Heather Winney said she was formerly homeless and has struggled with addiction.

She said the encampment is more of an addiction issue than a homelessness issue.

Winney said that if the church isn’t prepared to provide services, resources and treatment counselors, “all you’re doing is enabling these people to die a little bit sooner.”

A group of community members have formed an ad hoc task force that has been organized into a nonprofit, Housed Great Falls.

They’ve been meeting and trying to find solutions to homelessness in Great Falls.

A number of local agencies meet regularly and have worked for years to address homelessness in the community. That umbrella organization is known as the Continuum of Care and includes a number of agencies that provide housing, treatment and other services.
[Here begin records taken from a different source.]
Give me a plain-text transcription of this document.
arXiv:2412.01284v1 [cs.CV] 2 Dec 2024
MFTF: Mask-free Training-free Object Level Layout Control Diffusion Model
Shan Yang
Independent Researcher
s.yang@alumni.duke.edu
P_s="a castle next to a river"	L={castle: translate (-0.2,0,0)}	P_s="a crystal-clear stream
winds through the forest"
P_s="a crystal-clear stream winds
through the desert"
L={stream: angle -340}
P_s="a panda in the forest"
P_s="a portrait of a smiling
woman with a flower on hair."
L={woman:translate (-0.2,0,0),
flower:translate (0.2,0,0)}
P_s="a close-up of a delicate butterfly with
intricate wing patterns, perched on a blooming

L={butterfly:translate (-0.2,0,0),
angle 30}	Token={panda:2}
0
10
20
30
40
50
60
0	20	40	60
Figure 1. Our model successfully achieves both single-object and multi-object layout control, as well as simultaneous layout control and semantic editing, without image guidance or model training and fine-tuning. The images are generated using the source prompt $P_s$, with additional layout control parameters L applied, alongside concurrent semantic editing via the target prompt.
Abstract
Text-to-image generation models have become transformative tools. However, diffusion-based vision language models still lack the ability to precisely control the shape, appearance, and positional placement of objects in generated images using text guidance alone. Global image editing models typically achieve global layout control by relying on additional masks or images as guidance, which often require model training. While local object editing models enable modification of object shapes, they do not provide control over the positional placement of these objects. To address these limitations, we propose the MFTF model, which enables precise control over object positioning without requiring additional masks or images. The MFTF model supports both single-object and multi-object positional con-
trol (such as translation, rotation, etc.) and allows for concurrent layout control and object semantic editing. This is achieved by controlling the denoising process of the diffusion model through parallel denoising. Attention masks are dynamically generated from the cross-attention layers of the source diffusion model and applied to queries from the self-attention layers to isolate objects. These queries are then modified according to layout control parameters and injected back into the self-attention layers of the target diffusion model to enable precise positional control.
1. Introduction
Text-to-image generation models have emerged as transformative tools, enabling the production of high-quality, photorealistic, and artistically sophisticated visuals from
Megan Miller is part of the Housed Great Falls group and asked the board to support the permit.

She said that they’re looking at adding a fence around the church property to mitigate concerns.
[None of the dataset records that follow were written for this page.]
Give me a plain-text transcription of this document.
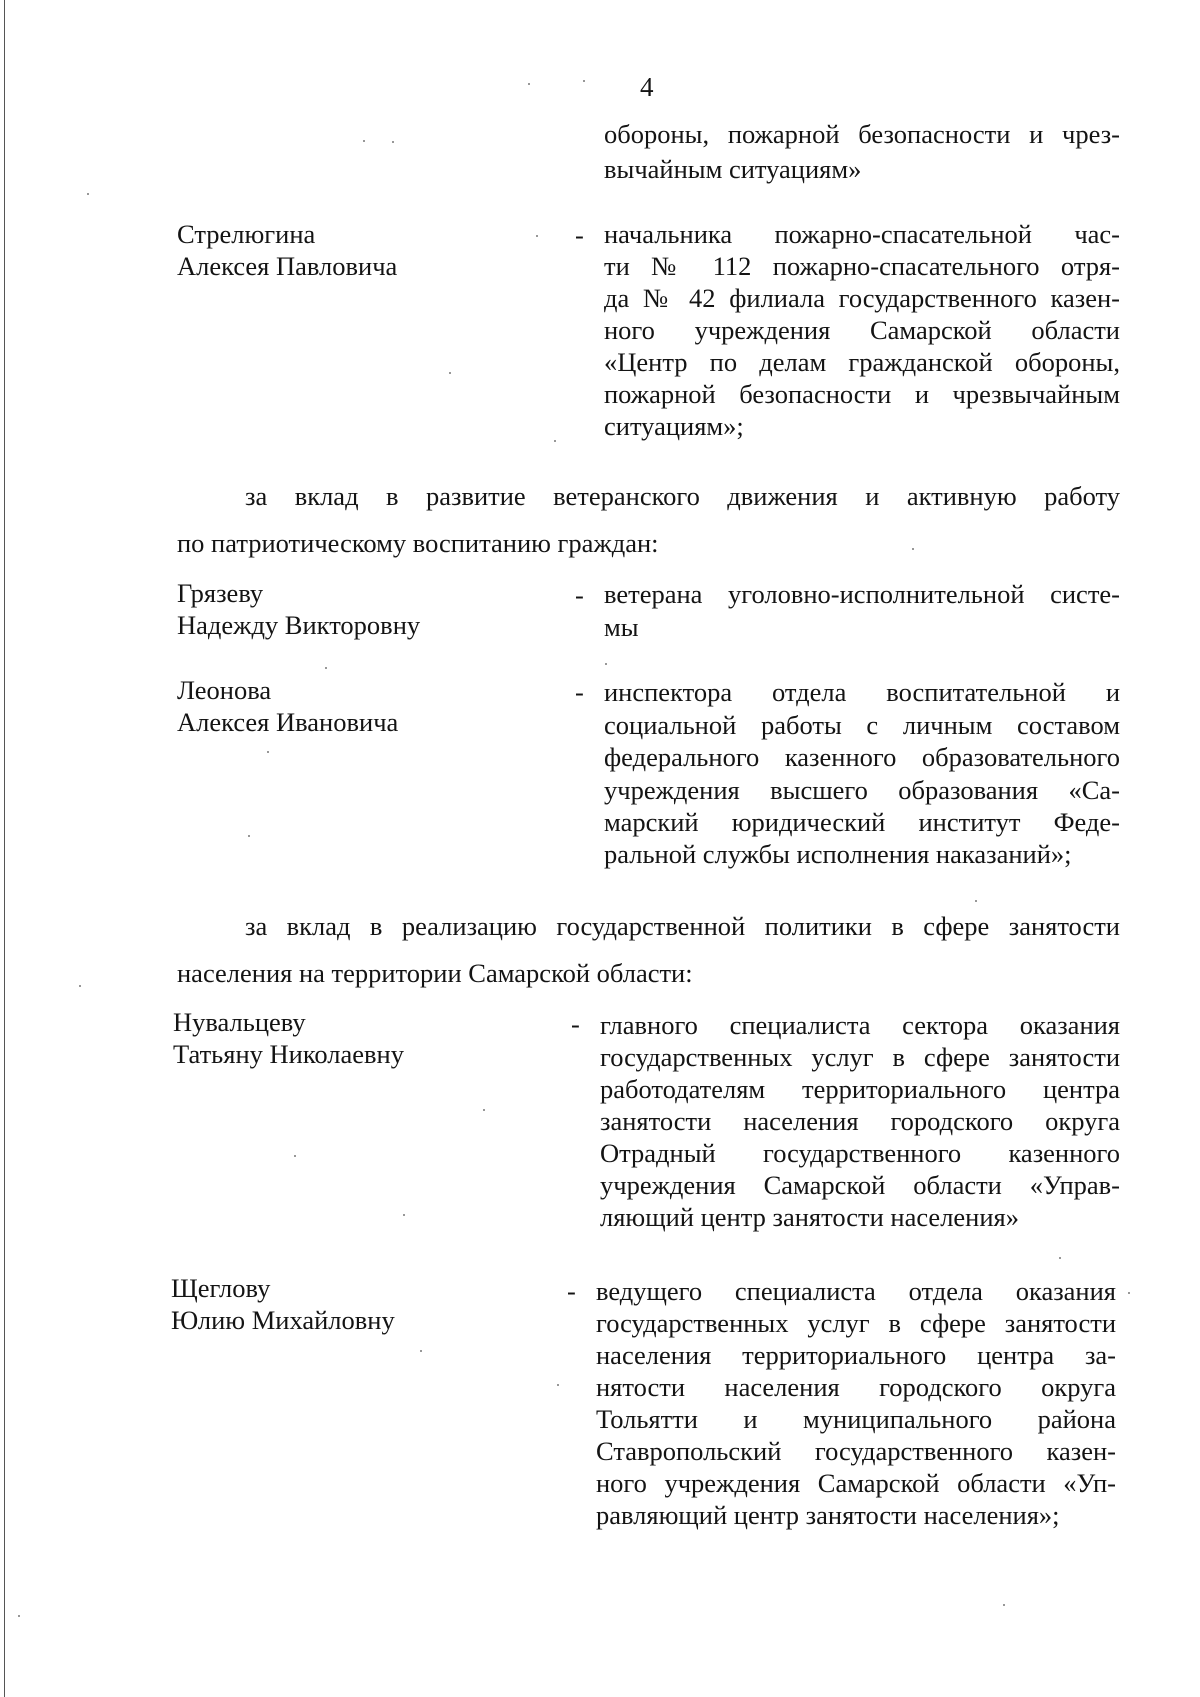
4
обороны, пожарной безопасности и чрез-
вычайным ситуациям»
Стрелюгина
Алексея Павловича
- начальника пожарно-спасательной час-
ти № 112 пожарно-спасательного отря-
да № 42 филиала государственного казен-
ного учреждения Самарской области
«Центр по делам гражданской обороны,
пожарной безопасности и чрезвычайным
ситуациям»;
за вклад в развитие ветеранского движения и активную работу
по патриотическому воспитанию граждан:
Грязеву
Надежду Викторовну
- ветерана уголовно-исполнительной систе-
мы
Леонова
Алексея Ивановича
- инспектора отдела воспитательной и
социальной работы с личным составом
федерального казенного образовательного
учреждения высшего образования «Са-
марский юридический институт Феде-
ральной службы исполнения наказаний»;
за вклад в реализацию государственной политики в сфере занятости
населения на территории Самарской области:
Нувальцеву
Татьяну Николаевну
- главного специалиста сектора оказания
государственных услуг в сфере занятости
работодателям территориального центра
занятости населения городского округа
Отрадный государственного казенного
учреждения Самарской области «Управ-
ляющий центр занятости населения»
Щеглову
Юлию Михайловну
- ведущего специалиста отдела оказания
государственных услуг в сфере занятости
населения территориального центра за-
нятости населения городского округа
Тольятти и муниципального района
Ставропольский государственного казен-
ного учреждения Самарской области «Уп-
равляющий центр занятости населения»;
She said that they believe allowing people to stay on the property would lower costs to the city by lowering arrests.

GFPD reported that there have been 15 arrests made on the property to date, up from six total in 2021.

Miller said they believe the tent encampment is a small step.

“We know they need much more than we have to offer in the tent community,” Miller said.

Michael Yegerlehner, a member of the Unhoused Great Falls group, said that “this problem will not go away. You can shoo them away and they’ll go somewhere else.”

He said people have driven by and shouted at those in the encampment to get a job, which isn’t helpful. He’s a mental health counselor and said he’s booked out for months.

“I am not doing this because it makes me feel better, I am here because there’s a problem that is not getting met,” Yegerlehner. “They’re just a group of people that are falling through the cracks. I don’t think dispersing the problem is going to make it better.”

He said he wished people who were concerned would come talk to him or the Housed Great Falls group.

Carrie Parker, director of Helping Hands food pantry at First English Lutheran Church, down the street from the encampment, said that she’d heard a lot of complaints during the meeting, but not solutions.

“Clearly, we have a problem,” she said.

She said at her food pantry, they’ve seen an increase in people using their services, mostly people who weren’t homeless but struggling to choose between rent and groceries.

“I think Great Falls can do this, if we come together as a community,” Parker said.

Dave Olsen, a retired Methodist minister and member of FUMC, said that solutions to homelessness are difficult to come by.

“The fear factor in all of those in opposition was just off the ceiling,” he said.

The encampment is meant to be temporary, he said, and that the need was overwhelming their resources.